Víctor Ferrigno F.
A Edelberto Torres Rivas, maestro y amigo.
Hoy día, la humanidad se enfrenta a una nueva tiranía, la de los dueños del dinero, aquellos que confunden democracia con mercado, república con empresa, y ciudadano con consumidor. Son ellos los que abogan por la desregulación política y legal de los derechos humanos, para que no impere más ley que la usura. Su parlamento es la Organización Mundial de Comercio, sus órganos ejecutivos son el Fondo Monetario Internacional y el Banco Mundial, y reducen la convivencia entre naciones a los tratados de libre comercio.
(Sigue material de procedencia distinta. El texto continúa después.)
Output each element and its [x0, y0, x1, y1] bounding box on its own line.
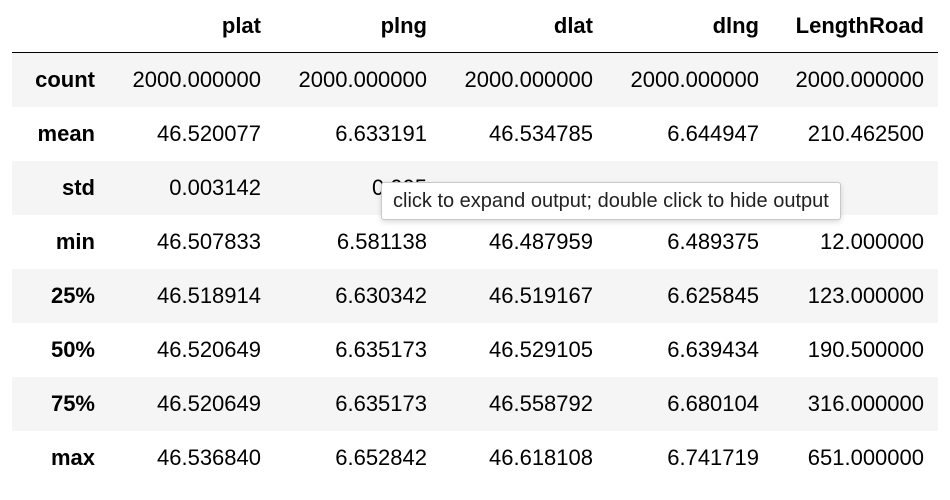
table-cell: 46.534785: [489, 120, 593, 146]
column-header-plat: plat: [109, 0, 275, 53]
table-row: min 46.507833 6.581138 46.487959 6.48937…: [12, 215, 938, 269]
table-cell: 46.558792: [489, 390, 593, 416]
table-cell: 6.644947: [667, 120, 759, 146]
table-cell: 46.529105: [489, 336, 593, 362]
table-cell: 46.519167: [489, 282, 593, 308]
expand-output-tooltip: click to expand output; double click to …: [381, 182, 841, 220]
row-label: count: [35, 66, 95, 92]
table-cell: 6.625845: [667, 282, 759, 308]
table-cell: 123.000000: [807, 282, 924, 308]
dataframe-output[interactable]: plat plng dlat dlng LengthRoad count 200…: [12, 0, 938, 485]
table-cell: 12.000000: [820, 228, 924, 254]
table-cell: 46.518914: [157, 282, 261, 308]
table-cell: 46.618108: [489, 444, 593, 470]
table-cell: 6.652842: [335, 444, 427, 470]
table-row: 25% 46.518914 6.630342 46.519167 6.62584…: [12, 268, 938, 323]
table-row: max 46.536840 6.652842 46.618108 6.74171…: [12, 431, 938, 485]
row-label: 50%: [50, 336, 95, 362]
table-cell: 651.000000: [807, 444, 924, 470]
table-cell: 46.520077: [157, 120, 261, 146]
table-cell: 2000.000000: [298, 66, 427, 92]
table-row: 50% 46.520649 6.635173 46.529105 6.63943…: [12, 323, 938, 377]
table-cell: 6.581138: [336, 228, 427, 254]
table-row: 75% 46.520649 6.635173 46.558792 6.68010…: [12, 376, 938, 431]
row-label: std: [62, 174, 95, 200]
table-cell: 46.487959: [489, 228, 593, 254]
row-label: 25%: [50, 282, 95, 308]
column-header-lengthroad: LengthRoad: [773, 0, 938, 53]
column-header-dlng: dlng: [607, 0, 773, 53]
table-cell: 2000.000000: [464, 66, 593, 92]
table-cell: 210.462500: [807, 120, 924, 146]
table-cell: 46.507833: [157, 228, 261, 254]
table-cell: 316.000000: [807, 390, 924, 416]
row-label: min: [55, 228, 95, 254]
table-cell: 6.633191: [335, 120, 427, 146]
header-row: plat plng dlat dlng LengthRoad: [12, 0, 938, 53]
column-header-dlat: dlat: [441, 0, 607, 53]
table-cell: 46.520649: [157, 336, 261, 362]
table-cell: 46.536840: [157, 444, 261, 470]
table-cell: 6.630342: [335, 282, 427, 308]
table-cell: 6.741719: [667, 444, 759, 470]
row-label: max: [50, 444, 95, 470]
column-header-plng: plng: [275, 0, 441, 53]
table-cell: 46.520649: [157, 390, 261, 416]
table-cell: 6.635173: [335, 390, 427, 416]
table-row: count 2000.000000 2000.000000 2000.00000…: [12, 52, 938, 107]
table-cell: 6.489375: [667, 228, 759, 254]
table-cell: 190.500000: [807, 336, 924, 362]
table-cell: 2000.000000: [795, 66, 924, 92]
table-cell: 6.680104: [667, 390, 759, 416]
table-cell: 2000.000000: [132, 66, 261, 92]
index-header: [12, 0, 109, 53]
table-cell: 6.635173: [335, 336, 427, 362]
row-label: 75%: [50, 390, 95, 416]
table-cell: 2000.000000: [630, 66, 759, 92]
row-label: mean: [37, 120, 95, 146]
table-cell: 0.003142: [169, 174, 261, 200]
table-cell: 6.639434: [667, 336, 759, 362]
describe-table: plat plng dlat dlng LengthRoad count 200…: [12, 0, 938, 485]
table-row: mean 46.520077 6.633191 46.534785 6.6449…: [12, 107, 938, 161]
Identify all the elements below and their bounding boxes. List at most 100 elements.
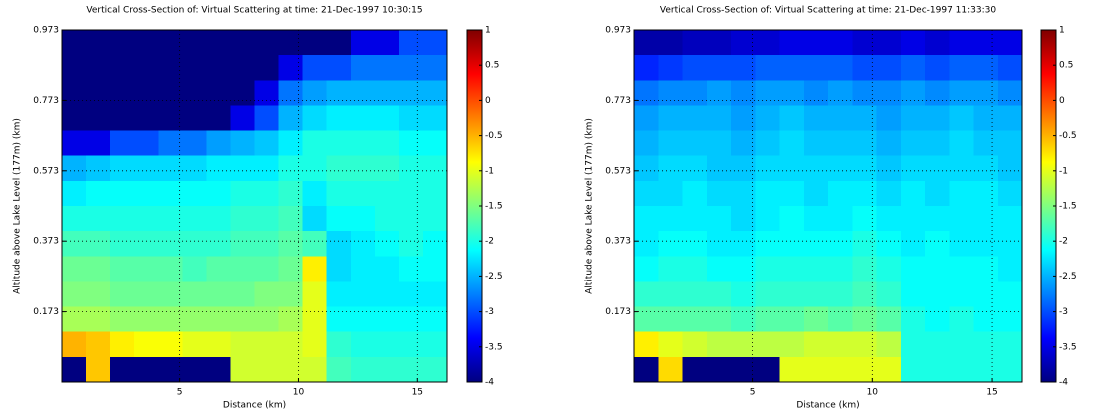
heatmap-cell	[634, 331, 659, 358]
heatmap-cell	[254, 206, 280, 232]
chart-title: Vertical Cross-Section of: Virtual Scatt…	[86, 6, 422, 16]
heatmap-cell	[278, 105, 304, 132]
heatmap-cell	[302, 30, 328, 56]
colorbar-tick-label: 0.5	[485, 61, 499, 71]
heatmap-cell	[658, 281, 684, 308]
heatmap-cell	[158, 105, 183, 132]
heatmap-cell	[134, 130, 159, 157]
heatmap-cell	[398, 80, 424, 107]
heatmap-cell	[422, 331, 448, 358]
heatmap-cell	[182, 105, 207, 132]
x-axis-label: Distance (km)	[796, 401, 859, 411]
y-axis-label: Altitude above Lake Level (177m) (km)	[585, 118, 595, 294]
heatmap-cell	[158, 155, 183, 182]
heatmap-cell	[326, 356, 352, 383]
heatmap-cell	[110, 356, 135, 383]
heatmap-cell	[900, 30, 926, 56]
heatmap-cell	[422, 30, 448, 56]
y-tick-label: 0.973	[605, 26, 631, 36]
heatmap-cell	[731, 206, 756, 232]
heatmap-cell	[828, 155, 853, 182]
heatmap-cell	[158, 256, 183, 283]
colorbar-tick-label: -1	[485, 166, 494, 176]
heatmap-cell	[206, 256, 232, 283]
heatmap-cell	[110, 30, 135, 56]
heatmap-cell	[949, 331, 975, 358]
heatmap-cell	[779, 180, 805, 207]
x-tick-label: 10	[293, 388, 305, 398]
heatmap-cell	[422, 130, 448, 157]
heatmap-cell	[634, 130, 659, 157]
heatmap-cell	[658, 206, 684, 232]
heatmap-cell	[706, 356, 732, 383]
heatmap-cell	[706, 30, 732, 56]
heatmap-cell	[828, 105, 853, 132]
heatmap-cell	[158, 306, 183, 333]
heatmap-cell	[158, 130, 183, 157]
heatmap-cell	[949, 130, 975, 157]
heatmap-cell	[326, 331, 352, 358]
heatmap-cell	[731, 180, 756, 207]
heatmap-cell	[755, 331, 781, 358]
heatmap-cell	[925, 356, 950, 383]
heatmap-cell	[876, 256, 902, 283]
heatmap-cell	[278, 331, 304, 358]
heatmap-cell	[254, 30, 280, 56]
heatmap-cell	[803, 80, 829, 107]
heatmap-cell	[302, 80, 328, 107]
heatmap-cell	[326, 80, 352, 107]
heatmap-cell	[182, 356, 207, 383]
heatmap-cell	[803, 206, 829, 232]
heatmap-cell	[779, 306, 805, 333]
heatmap-cell	[398, 180, 424, 207]
heatmap-cell	[876, 206, 902, 232]
heatmap-cell	[949, 231, 975, 257]
heatmap-cell	[134, 105, 159, 132]
heatmap-cell	[374, 331, 400, 358]
heatmap-cell	[658, 130, 684, 157]
heatmap-cell	[326, 281, 352, 308]
heatmap-cell	[278, 30, 304, 56]
heatmap-cell	[731, 105, 756, 132]
heatmap-cell	[828, 281, 853, 308]
heatmap-cell	[62, 180, 87, 207]
heatmap-cell	[925, 206, 950, 232]
heatmap-cell	[62, 130, 87, 157]
heatmap-cell	[230, 206, 256, 232]
heatmap-cell	[997, 231, 1023, 257]
heatmap-cell	[949, 180, 975, 207]
heatmap-cell	[997, 130, 1023, 157]
heatmap-cell	[62, 331, 87, 358]
heatmap-cell	[374, 130, 400, 157]
heatmap-cell	[302, 206, 328, 232]
heatmap-cell	[374, 256, 400, 283]
heatmap-cell	[182, 231, 207, 257]
x-tick-label: 5	[177, 388, 183, 398]
heatmap-cell	[925, 55, 950, 81]
heatmap-cell	[658, 256, 684, 283]
heatmap-cell	[852, 80, 878, 107]
heatmap-cell	[925, 105, 950, 132]
heatmap-cell	[634, 306, 659, 333]
heatmap-cell	[254, 306, 280, 333]
colorbar-tick-label: -2	[485, 237, 494, 247]
heatmap-cell	[182, 180, 207, 207]
heatmap-cell	[134, 180, 159, 207]
heatmap-cell	[949, 281, 975, 308]
heatmap-cell	[973, 80, 999, 107]
heatmap-cell	[876, 356, 902, 383]
heatmap-cell	[876, 30, 902, 56]
heatmap-cell	[230, 80, 256, 107]
colorbar-tick-label: -2.5	[1059, 272, 1077, 282]
y-tick-label: 0.773	[605, 96, 631, 106]
heatmap-cell	[398, 130, 424, 157]
heatmap-cell	[278, 180, 304, 207]
heatmap-cell	[755, 55, 781, 81]
colorbar-tick-label: 1	[1059, 26, 1065, 36]
heatmap-cell	[422, 231, 448, 257]
heatmap-cell	[779, 256, 805, 283]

Las empresas trasnacionales han logrado, incluso, espacios en varios foros de la Organización de Naciones Unidas, a la par de naciones soberanas, amenazando con convertir al máximo organismo internacional en el consejo de administración de una empresa planetaria, llamada globalización. Así de mal estamos.
A ese mundo excluyente, al que solamente pueden acceder unos pocos, se antepone otro mundo posible e incluyente, cuya carta de naturalidad se signó en Porto Alegre, hace casi 18 años, con el nacimiento del primer Foro Social Mundial.
La bipolaridad global, mercado contra humanismo, no sólo tienen nombre sino también número -primero y tercer mundo- y una geografía contrapuesta: norte versus sur. Por ello, la globalización es una falsía, pues lo único que se mundializa es el mercado; todo lo demás es antagónico y está de cabeza. Somos mayoría -numérica pero no política- los que, a la globalización del oprobio, anteponemos la mundialización de la equidad.
Cuando todos los seres humanos gocemos de dignidad y ciudadanía plena, en condiciones de justicia y tolerancia, podremos decir que habitamos una aldea global. Pero antes, tendremos que matar a ese comendador llamado exclusión. Cuando el FMI pregunte ¿quién mató al comendador?, responderemos todos a una ¡Fuente Ovejuna, señor!
Aunque Fukuyama insista, la historia no ha finalizado, y la resistencia de los excluidos se ha convertido en el instrumento para reescribirla y para insistir en que el neoliberalismo no es nuestro destino manifiesto. Tenemos el derecho, y la obligación, de recuperar nuestras instituciones republicanas, para construir un gobierno de ciudadanos, no de mercaderes y corruptos.
Frente al libre mercado debemos plantear que la gente está primero y vale más que las mercancías; ante la depredación ambiental hay que defender a la naturaleza, como quien defiende su casa; podemos y debemos rescatar y dignificar la política -como el arte de hacer posible lo deseable- para contraponerla a las transacciones bursátiles, que han convertido al orbe en una bolsa de antivalores.
A los cínicos, aquellos que creen que estas reflexiones no son más que quimeras, les recordamos que la humanidad –aquella parte que vale la pena- ha avanzado más en pos de sueños que de negocios; incluso su credo, el libre mercado, se nutre de un valor que pertenece a los que soñamos: la libertad. La diferencia estriba en que nosotros, los utópicos prácticos, consideramos que para que la libertad no se pierda, hay que acompañarla de la justicia y la fraternidad.
Mientras batimos la argamasa para edificarlo, repetimos con Monseñor Pedro Casaldáliga: “Queremos otro mundo, porque otro mundo es posible, y es necesario y urgente. Un mundo uno, sin primeros ni terceros, sin imperios y sin genocidios, sin lucros sanguinarios y sin exclusiones desesperantes”.